When Political Disputes Turn Legal

Albert Einstein once said that politics was more difficult than physics. His comment arose in the context of why humans could discover atomic power but could not properly find the means to control it.

Control in politics is illusory. And sometimes when things get out of control the disputes end up in courts.

The Premier of Ontario threatened legal action today against Progressive Conservative leader Tim Hudak for his statements over the gas plant scandal. The comments are apparently repeated on the party’s website and campaign materials, outside of the legislature where they would normally be protected by privilege.

The Premier’s letter follows.

Dear Mr. Hudak

During your press conference on March 27th you made several false, misleading and defamatory allegations about me. You alleged that I personally “oversaw and possibly ordered the criminal destruction of documents” and that criminal conduct took place in my office. The Ontario Progressive Conservative Party repeated these false allegations on its website and in a public mailing.

These allegations and accusations are false and utterly unsupported, and you ought to know it.

As political leaders it is our role and public duty to engage in spirited political debate on issues. The decision to relocate the gas plants and the facts related to the ongoing police investigation are legitimate subjects for this political debate. False, misleading and defamatory statements are not, and they represent the worst kind of politics. That is why I am writing this open letter to you.

There should be no tolerance for false and defamatory accusations as a means to gain political power.

I am asking you and your caucus to immediately stop repeating these untrue statements and to immediately remove them from the PC Party website and all other communications.

I have sought and obtained legal advice regarding your comments, and if steps are not taken immediately, I will have no choice but to take all necessary and appropriate steps to ensure your false statements are corrected.

Kathleen Wynne

Premier of Ontario


  1. David Collier-Brown

    One of the unfortunate features of politics is that “the big lie” is effective, and that one’s strongest defence against it is a suit.

    In a less civilized era, one could at least chop of the miscreant’s head (;-))

    We’ve given up on that, to preserve “the King’s peace”, which is a genuinely good thing, but we’ve fallen behind in providing justice against very severe efforts to harm one’s reputation, in order to prevent one from competing against their accuser in an election…

    Ah, well, perhaps we could go back to trial by battle for special cases. Sabres at dawn!

  2. I am not a specialist, but wouldn’t the Premier’s own Bill 83 — An Act to encourage participation on matters of public interest and to dissuade persons from bringing legal proceedings that interfere with such participation — make it difficult to obtain a remedy in a case like this one?

  3. Anne,
    The Bill you mention is indeed intended to foster greater public discourse.
    I do not think the qualified privilege amendments to the Libel and Slander Act or the summary proceedings changes to the Courts of Justice Act would have direct bearing here, or the Premier believes strongly enough in the case they would be making.

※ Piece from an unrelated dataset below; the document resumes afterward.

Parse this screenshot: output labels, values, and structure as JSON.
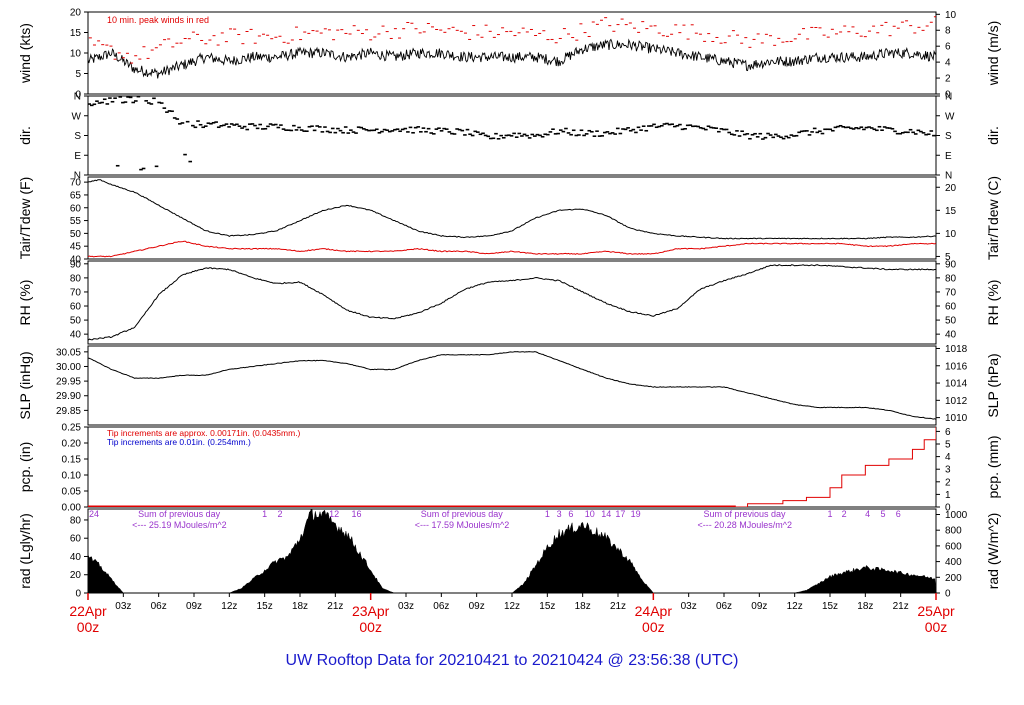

  4. If Bill 83 were passed, the Tories could try to dismiss an action by the Premier on the ground that the action unduly restricted expression on a matter of public interest. Whether the motion to dismiss would succeed, I couldn’t guess. Ironically the bill has not been making progress in the House because the Tories keep talking to the maximum allowed, despite the other parties’ urging that it be passed at second reading and sent to committee.

  5. John,
    I believe s. 137.1(4) would have bearing here, at least from the Premier’s perspective,

    No dismissal
    (4) A judge shall not dismiss a proceeding under subsection (3) if the responding party satisfies the judge that,
    (a) there are grounds to believe that,
    (i) the proceeding has substantial merit, and
    (ii) the moving party has no valid defence in the proceeding; and
    (b) the harm likely to be or have been suffered by the responding party as a result of the moving party’s expression is sufficiently serious that the public interest in permitting the proceeding to continue outweighs the public interest in protecting that expression.

  6. That’s the heart of the bill, no question, Omar. I just am not in a position to speculate how the arguments would play out on either side.